The remarkable story of Helen Keller is well known. After losing both her hearing and sight at 19 months as the result of a fever, she went on to become perhaps the most influential crusader for individuals who are hearing and visually impaired.
Now, nearly 42 years after her death, a new exhibition seeks to reveal the breadth of Keller’s story. “Helen Keller: A Daring Adventure,” which will open on May 7 at New York City’s American Foundation for the Blind, where she worked for 44 years, unveils Keller’s largely unknown involvement with Jewish and Israeli communities.
Although Keller was a religious Swedenborgian (a small Christian denomination), she visited Israel shortly after its establishment, to raise awareness and promote equal rights for disabled individuals. A photo of her and Golda Meir, Israel’s labor minister at the time, is displayed in the exhibit. The foundation also houses letters that the two exchanged years later.
During her visit, Keller worked with the Jewish Institute for the Blind. The institute presented her with a silver-covered Tanakh, which is also on display in the exhibit.
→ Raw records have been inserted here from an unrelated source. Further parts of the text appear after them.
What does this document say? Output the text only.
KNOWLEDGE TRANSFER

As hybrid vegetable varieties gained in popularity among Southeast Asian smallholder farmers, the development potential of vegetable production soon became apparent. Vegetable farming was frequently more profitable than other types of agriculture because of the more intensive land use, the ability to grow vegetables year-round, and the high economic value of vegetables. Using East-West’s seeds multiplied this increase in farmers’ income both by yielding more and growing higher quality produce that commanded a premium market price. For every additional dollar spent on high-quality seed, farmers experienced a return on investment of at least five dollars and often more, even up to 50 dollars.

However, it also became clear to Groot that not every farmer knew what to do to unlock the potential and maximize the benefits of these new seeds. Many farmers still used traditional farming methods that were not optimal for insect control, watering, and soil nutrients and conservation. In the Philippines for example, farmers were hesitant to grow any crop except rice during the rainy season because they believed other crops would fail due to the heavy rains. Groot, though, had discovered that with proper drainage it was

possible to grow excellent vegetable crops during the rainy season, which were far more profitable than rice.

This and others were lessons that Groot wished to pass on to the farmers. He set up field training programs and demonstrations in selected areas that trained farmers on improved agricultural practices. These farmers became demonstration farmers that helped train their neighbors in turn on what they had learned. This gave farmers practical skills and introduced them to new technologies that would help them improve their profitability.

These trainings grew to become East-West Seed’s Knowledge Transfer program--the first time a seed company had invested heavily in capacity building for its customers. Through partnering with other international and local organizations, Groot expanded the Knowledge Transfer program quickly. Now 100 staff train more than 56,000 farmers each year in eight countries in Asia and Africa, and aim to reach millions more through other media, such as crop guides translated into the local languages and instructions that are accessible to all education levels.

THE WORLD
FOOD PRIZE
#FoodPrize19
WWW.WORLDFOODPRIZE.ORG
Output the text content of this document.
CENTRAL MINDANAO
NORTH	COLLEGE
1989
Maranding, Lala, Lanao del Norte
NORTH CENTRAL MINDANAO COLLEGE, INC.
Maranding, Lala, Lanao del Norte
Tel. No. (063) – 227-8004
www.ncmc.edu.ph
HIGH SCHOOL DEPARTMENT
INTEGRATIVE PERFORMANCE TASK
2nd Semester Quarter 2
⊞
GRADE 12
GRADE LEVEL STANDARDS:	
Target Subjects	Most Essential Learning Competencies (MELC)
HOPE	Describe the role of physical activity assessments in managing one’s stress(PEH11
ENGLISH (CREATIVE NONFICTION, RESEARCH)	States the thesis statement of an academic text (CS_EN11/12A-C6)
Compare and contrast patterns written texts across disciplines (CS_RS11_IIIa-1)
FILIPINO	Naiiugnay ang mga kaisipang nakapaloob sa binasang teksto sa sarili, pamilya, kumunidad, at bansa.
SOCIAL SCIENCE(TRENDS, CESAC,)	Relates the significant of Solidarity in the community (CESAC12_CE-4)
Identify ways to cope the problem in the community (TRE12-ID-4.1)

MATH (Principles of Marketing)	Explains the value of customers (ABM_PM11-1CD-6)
Perhaps one of the most powerful pieces on exhibit, according to Helen Selsdon, AFB’s archivist, is Keller’s vehement letter to the Student Body of Germany, which she wrote in 1933, shortly after German universities burned a book she wrote on socialism, along with countless others that challenged Nazi Germany’s ideas. In the letter, which was part of an exhibit in the United States Holocaust Memorial Museum, Keller writes, “History has taught you nothing if you think you can kill ideas…. Do not imagine your barbarities to the Jews are unknown here. God sleepeth not, and He will visit His Judgment upon you.”
The exhibit contains 75 letters, photos and other items, many of which have never been seen by the public, and includes sections on Keller as a traveler, activist, author and celebrity.